SADIK EMRE ÇAPUTÇU: Yaklaşık üç seneyi geçti. Tıp çok gelişti, çok etkili ilaç tedavileri yapılıyor, ancak rahatsızlığı ciddiye almak lazım. Tedavi konusunda en ince ayrıntıya önem vermek ve dikkatli olmak gerekiyor. İnşallah sağlımıza kavuşacağız.

VEDA EDERKEN, TOPLUMA OLAN GÖREVİMİ YERİNE GETİRİYORUM
SEVAL UYSAL: Neden sessiz sedasız gidiş değil de, bir basın toplantısıyla başkanlıktan ayrıldığını duyuruyorsunuz? Bu bize bir veda mı?
SADIK EMRE ÇAPUTÇU: Veda! Sonuçta görevi bıraktığım dönem olağanüstü bir dönem, sessiz sedasız gitmek olmaz. Başkanlığı bırakırken söyleyeceğimiz bir şey varsa bunu demeliyiz.

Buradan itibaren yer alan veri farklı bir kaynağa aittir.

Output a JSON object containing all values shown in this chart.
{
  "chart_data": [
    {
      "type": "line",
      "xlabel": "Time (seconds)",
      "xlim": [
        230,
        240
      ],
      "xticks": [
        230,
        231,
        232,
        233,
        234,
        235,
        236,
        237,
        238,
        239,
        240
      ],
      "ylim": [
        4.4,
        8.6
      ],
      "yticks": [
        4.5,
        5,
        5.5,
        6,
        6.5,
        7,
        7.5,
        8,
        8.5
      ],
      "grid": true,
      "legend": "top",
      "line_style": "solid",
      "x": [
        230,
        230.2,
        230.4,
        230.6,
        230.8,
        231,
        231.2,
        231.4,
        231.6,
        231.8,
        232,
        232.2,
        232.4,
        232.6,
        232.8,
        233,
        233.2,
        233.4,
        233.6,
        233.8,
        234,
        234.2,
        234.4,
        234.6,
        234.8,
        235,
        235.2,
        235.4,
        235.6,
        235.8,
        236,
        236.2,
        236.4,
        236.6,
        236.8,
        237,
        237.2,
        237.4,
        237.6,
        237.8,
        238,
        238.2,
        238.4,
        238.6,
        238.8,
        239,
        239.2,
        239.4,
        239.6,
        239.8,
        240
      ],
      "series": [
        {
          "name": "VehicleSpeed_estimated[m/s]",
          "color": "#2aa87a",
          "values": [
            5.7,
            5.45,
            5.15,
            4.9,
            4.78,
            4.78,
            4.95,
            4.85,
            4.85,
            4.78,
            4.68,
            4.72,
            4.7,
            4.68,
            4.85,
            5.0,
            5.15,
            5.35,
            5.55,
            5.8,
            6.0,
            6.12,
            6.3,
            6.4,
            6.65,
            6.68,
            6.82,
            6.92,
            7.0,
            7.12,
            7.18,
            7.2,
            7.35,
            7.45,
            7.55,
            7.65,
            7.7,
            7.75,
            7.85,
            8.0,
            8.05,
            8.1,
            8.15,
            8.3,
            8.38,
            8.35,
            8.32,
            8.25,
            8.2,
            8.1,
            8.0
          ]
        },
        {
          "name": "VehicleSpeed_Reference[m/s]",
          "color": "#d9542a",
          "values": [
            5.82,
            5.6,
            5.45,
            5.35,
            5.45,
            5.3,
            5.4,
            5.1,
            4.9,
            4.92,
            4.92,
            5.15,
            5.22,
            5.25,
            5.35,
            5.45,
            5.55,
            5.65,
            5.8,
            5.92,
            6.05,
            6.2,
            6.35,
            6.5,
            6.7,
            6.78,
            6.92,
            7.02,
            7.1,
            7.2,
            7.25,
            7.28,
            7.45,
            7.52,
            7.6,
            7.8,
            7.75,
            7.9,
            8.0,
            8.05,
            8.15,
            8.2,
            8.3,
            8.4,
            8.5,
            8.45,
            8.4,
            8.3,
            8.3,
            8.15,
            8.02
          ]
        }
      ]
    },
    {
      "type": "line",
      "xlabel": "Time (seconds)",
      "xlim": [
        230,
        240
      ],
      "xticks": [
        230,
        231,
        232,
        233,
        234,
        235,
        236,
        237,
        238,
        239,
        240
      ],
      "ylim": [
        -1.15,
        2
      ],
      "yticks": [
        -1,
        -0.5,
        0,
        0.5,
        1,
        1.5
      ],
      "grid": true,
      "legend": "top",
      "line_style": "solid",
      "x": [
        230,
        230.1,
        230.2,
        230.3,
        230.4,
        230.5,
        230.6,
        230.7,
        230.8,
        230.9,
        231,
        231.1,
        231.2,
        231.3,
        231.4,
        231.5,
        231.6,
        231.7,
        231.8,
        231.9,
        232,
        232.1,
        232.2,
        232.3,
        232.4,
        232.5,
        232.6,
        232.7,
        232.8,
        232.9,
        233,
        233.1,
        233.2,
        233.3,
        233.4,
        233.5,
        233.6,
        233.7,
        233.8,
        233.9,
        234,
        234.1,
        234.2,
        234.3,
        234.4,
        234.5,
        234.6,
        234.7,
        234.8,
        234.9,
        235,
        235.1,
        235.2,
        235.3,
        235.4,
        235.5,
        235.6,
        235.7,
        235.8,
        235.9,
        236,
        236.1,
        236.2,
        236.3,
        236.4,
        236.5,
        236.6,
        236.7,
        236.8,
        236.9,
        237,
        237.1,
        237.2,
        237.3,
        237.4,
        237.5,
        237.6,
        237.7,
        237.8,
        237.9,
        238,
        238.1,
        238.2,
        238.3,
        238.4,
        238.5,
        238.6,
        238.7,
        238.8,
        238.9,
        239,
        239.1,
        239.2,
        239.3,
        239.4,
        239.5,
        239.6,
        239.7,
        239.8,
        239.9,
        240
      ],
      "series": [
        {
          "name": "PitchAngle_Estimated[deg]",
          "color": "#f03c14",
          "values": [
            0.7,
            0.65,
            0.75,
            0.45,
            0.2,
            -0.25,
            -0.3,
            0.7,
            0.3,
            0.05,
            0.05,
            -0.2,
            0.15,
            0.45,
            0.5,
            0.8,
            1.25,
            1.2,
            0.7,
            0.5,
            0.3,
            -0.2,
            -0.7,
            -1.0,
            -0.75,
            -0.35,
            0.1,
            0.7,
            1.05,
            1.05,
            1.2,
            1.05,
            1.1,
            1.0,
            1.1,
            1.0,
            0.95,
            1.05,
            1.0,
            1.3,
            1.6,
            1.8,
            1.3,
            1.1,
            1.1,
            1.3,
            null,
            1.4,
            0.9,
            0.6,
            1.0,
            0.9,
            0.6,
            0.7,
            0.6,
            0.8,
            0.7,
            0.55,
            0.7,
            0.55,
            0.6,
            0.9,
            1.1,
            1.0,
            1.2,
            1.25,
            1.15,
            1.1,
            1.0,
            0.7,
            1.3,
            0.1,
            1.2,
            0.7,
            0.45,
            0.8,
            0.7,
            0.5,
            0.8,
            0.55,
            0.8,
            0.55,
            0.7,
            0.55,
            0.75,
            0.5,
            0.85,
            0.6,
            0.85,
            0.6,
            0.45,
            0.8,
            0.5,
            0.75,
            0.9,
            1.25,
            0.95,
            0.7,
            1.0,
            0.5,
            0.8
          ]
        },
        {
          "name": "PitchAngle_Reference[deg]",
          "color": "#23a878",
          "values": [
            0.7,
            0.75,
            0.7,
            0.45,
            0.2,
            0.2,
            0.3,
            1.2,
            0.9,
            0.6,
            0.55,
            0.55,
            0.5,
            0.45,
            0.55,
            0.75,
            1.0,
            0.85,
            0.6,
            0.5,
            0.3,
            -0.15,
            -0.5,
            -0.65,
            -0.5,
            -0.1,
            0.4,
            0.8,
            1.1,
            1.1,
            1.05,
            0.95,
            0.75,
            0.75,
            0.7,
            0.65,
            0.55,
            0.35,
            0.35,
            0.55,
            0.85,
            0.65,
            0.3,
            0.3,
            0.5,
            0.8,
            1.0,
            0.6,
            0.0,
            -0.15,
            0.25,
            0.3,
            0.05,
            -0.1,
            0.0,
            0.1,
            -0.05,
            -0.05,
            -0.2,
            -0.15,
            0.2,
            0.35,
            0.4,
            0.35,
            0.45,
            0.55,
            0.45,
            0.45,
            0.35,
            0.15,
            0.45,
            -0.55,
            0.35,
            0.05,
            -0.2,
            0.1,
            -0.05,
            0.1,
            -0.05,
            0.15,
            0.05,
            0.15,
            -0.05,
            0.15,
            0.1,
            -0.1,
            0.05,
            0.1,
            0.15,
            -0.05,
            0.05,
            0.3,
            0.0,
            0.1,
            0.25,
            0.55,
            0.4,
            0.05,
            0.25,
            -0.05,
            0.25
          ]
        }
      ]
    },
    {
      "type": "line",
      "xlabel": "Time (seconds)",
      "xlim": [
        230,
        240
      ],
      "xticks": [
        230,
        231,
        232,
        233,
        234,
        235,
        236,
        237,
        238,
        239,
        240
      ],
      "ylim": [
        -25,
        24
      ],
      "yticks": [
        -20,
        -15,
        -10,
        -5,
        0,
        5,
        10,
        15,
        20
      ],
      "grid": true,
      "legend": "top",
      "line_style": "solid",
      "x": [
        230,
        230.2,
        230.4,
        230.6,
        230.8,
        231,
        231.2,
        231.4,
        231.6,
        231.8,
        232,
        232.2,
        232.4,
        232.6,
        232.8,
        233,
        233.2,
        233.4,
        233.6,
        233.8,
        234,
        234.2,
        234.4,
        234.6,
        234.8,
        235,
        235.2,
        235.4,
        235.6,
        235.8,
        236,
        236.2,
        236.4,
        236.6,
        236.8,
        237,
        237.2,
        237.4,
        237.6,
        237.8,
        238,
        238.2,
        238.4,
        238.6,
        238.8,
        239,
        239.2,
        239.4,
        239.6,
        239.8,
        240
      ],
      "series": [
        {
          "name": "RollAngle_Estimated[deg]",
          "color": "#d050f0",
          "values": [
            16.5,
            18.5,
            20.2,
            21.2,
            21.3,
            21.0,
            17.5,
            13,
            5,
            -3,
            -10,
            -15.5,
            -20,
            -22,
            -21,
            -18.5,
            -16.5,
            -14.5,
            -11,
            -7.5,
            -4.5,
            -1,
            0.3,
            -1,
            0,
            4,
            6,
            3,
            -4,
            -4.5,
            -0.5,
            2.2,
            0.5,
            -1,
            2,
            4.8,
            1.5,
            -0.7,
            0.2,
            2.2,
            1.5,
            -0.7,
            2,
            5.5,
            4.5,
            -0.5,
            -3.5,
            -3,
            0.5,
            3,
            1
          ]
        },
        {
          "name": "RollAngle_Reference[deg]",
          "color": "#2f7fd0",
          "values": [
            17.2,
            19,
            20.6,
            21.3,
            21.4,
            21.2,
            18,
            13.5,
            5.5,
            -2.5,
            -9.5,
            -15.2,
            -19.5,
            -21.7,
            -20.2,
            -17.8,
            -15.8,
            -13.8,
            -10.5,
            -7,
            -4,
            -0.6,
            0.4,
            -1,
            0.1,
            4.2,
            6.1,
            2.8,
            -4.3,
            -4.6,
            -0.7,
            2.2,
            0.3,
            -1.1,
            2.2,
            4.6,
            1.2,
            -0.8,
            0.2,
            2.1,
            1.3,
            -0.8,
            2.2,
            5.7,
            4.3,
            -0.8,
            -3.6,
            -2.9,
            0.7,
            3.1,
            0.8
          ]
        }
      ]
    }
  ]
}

SEVAL UYSAL: Bir süredir söyleyeceklerinizi twitter ve facebook üzerinden paylaşıyordunuz sanırım. Bir tartışma platformu yarattınız ve iki örnek Tümsiad ve Müsiad başkanları üzerinden tartışmayı yürüttünüz. Neden?
SADIK EMRE ÇAPUTÇU: İnsanlar gerçek anlamda siyasi mesaj vermekten korkar oldu. Odalar ve dernekler “aman ilişmeliyim” “aman konuşmayalım” “ aman dertsiz başımıza bir iş almayalım” paranoyası oluştu. Ben her zaman oda ve dernek başkanlarının siyaset yapabileceğini söyledim. Çünkü siyaset hayatı, ekonomiyi, bizi yönetiyor. Ben niye yorum yapmamayım? “Konuşuruz kusura bakma” deme hakkımız oluyor. Bu nedenle MÜSİAD ve TÜMSİAD başkanlarının siyasete girmesini yadırgamadım aksine bana “siyasal konuşma, derneği siyasete sokma, görüş belirtme” diyenlere de güzel bir cevap oldu. Adam siyasete girmiş iyi etmiş, Allah yolunu açık etsin. Bu sadece iktidar kanadından değil, kendini muhalif olarak görenlerde de bu normal karşılanmalı. “Ben daha iyi yönetirim” diye ortaya çıkıyorsa alkışlanmalı.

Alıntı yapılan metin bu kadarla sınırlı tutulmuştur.